Amara’s District 9 Review

District 9
For months the Internet has been ablaze with movie propaganda about “District 9” the anticipated Science Fiction hit of the year. The exciting ad campaign and constant mumbling regarding the film made me wary, it is not unheard for films to lack the luster their advertisements display.

The story takes place twenty years after an alien space ship appears above Johannesburg, South Africa filled with bug-like aliens. These aliens, derogatorily called prawns, are placed in a quarantined slum called District 9. The film begins as a documentary following bumbling cross-species specialist Wikus Van De Merwe (Sharlto Copley) an employee of Multi-National United (MNU) a private company on a mission to evict the aliens to a new location, Distinct 10. Additionally, MNU is the primary company working to integrate the advanced alien weaponry with our own.

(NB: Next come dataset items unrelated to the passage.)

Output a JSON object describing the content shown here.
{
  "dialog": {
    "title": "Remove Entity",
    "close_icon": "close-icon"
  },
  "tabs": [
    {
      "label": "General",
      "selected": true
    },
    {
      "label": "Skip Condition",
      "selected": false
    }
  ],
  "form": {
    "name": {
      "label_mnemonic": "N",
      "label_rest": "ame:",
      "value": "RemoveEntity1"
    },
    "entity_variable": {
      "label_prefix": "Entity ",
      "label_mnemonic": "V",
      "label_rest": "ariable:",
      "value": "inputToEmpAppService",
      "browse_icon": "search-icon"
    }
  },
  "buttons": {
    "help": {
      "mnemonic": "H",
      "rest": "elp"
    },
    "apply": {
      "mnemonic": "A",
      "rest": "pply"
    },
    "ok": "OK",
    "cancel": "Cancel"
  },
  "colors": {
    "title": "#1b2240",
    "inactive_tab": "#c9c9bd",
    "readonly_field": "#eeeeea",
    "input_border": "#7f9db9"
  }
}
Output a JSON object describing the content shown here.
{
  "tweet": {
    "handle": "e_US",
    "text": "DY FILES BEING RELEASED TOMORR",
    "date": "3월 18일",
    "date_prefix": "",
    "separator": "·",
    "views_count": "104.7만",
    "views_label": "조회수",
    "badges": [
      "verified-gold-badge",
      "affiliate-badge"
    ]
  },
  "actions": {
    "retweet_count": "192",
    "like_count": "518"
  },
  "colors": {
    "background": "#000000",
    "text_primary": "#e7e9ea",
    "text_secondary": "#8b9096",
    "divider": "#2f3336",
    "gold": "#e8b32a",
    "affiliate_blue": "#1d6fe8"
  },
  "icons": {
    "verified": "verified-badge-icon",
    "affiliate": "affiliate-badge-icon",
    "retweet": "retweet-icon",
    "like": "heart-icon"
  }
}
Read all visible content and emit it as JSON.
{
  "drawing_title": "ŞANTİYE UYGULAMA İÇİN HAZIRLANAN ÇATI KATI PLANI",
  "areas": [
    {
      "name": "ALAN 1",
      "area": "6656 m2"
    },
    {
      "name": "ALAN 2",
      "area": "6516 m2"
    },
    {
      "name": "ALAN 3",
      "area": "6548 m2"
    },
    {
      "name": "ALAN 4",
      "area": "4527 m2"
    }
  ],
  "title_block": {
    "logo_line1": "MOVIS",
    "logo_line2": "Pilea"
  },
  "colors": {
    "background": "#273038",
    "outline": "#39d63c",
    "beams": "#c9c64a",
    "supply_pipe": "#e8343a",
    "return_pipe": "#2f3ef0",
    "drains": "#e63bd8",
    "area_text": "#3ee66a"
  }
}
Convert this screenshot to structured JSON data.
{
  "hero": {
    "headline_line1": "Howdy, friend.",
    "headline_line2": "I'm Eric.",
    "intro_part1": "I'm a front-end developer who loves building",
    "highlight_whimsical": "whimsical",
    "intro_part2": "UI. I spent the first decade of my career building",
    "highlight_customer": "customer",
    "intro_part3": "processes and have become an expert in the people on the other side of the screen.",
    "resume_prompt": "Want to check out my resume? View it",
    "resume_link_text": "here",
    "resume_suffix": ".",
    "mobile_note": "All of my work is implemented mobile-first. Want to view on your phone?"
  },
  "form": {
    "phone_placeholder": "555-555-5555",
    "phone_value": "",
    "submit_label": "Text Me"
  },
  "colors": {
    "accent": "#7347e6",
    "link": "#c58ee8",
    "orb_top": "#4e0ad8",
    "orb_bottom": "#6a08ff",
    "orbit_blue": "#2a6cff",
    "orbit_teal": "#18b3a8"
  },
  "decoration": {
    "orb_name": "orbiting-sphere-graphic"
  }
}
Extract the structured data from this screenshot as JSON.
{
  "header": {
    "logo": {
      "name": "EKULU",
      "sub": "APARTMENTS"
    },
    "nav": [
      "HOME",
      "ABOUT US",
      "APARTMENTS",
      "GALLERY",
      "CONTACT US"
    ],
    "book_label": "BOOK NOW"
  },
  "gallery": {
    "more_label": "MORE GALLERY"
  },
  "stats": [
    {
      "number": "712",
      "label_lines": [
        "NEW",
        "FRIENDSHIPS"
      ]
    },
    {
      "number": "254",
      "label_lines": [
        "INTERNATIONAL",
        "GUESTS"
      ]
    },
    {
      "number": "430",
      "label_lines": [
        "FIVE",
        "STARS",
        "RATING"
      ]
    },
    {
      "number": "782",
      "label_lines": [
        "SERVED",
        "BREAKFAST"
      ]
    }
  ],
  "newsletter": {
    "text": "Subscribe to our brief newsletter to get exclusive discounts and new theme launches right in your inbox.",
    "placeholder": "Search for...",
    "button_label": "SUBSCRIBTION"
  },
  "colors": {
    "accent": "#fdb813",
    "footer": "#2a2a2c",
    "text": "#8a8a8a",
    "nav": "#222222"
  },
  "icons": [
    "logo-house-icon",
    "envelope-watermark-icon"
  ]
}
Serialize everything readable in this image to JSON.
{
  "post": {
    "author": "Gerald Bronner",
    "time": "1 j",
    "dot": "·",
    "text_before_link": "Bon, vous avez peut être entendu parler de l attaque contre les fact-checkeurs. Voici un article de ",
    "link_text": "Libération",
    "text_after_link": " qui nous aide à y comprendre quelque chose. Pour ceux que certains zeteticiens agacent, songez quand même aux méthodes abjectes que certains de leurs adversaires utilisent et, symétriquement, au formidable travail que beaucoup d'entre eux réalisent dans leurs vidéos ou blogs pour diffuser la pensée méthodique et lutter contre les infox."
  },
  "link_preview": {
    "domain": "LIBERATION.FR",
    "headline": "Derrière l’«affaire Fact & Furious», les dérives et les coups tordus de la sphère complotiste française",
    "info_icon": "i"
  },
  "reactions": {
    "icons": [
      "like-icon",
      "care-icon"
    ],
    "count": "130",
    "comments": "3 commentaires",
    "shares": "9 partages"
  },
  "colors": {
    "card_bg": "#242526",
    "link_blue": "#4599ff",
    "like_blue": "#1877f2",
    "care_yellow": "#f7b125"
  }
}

As the film progresses Wikus builds a relationship with an alien father and son while his relationship with MNU, the company he had long worked for, deteriorates. Throw in some Nigerian gangsters selling cat food and powerful alien technology and you have the making of science fiction gold.

One of the best elements of the film is the choice of location. The tension regarding South African history and politics is well worked into the film. In particular, the idea of standing up against oppression, even under impossible odds, is well paralleled.

The film provides nonstop entertainment and solidifies its place as a great science fiction film by providing introspection into the human race through interaction with aliens. “District 9” begs the audience to wonder what is more important the essence of humanity or being human.

One of the best science fiction films since “The Fifth Element”, “District 9 “ is both a thought provoking and engrossing film.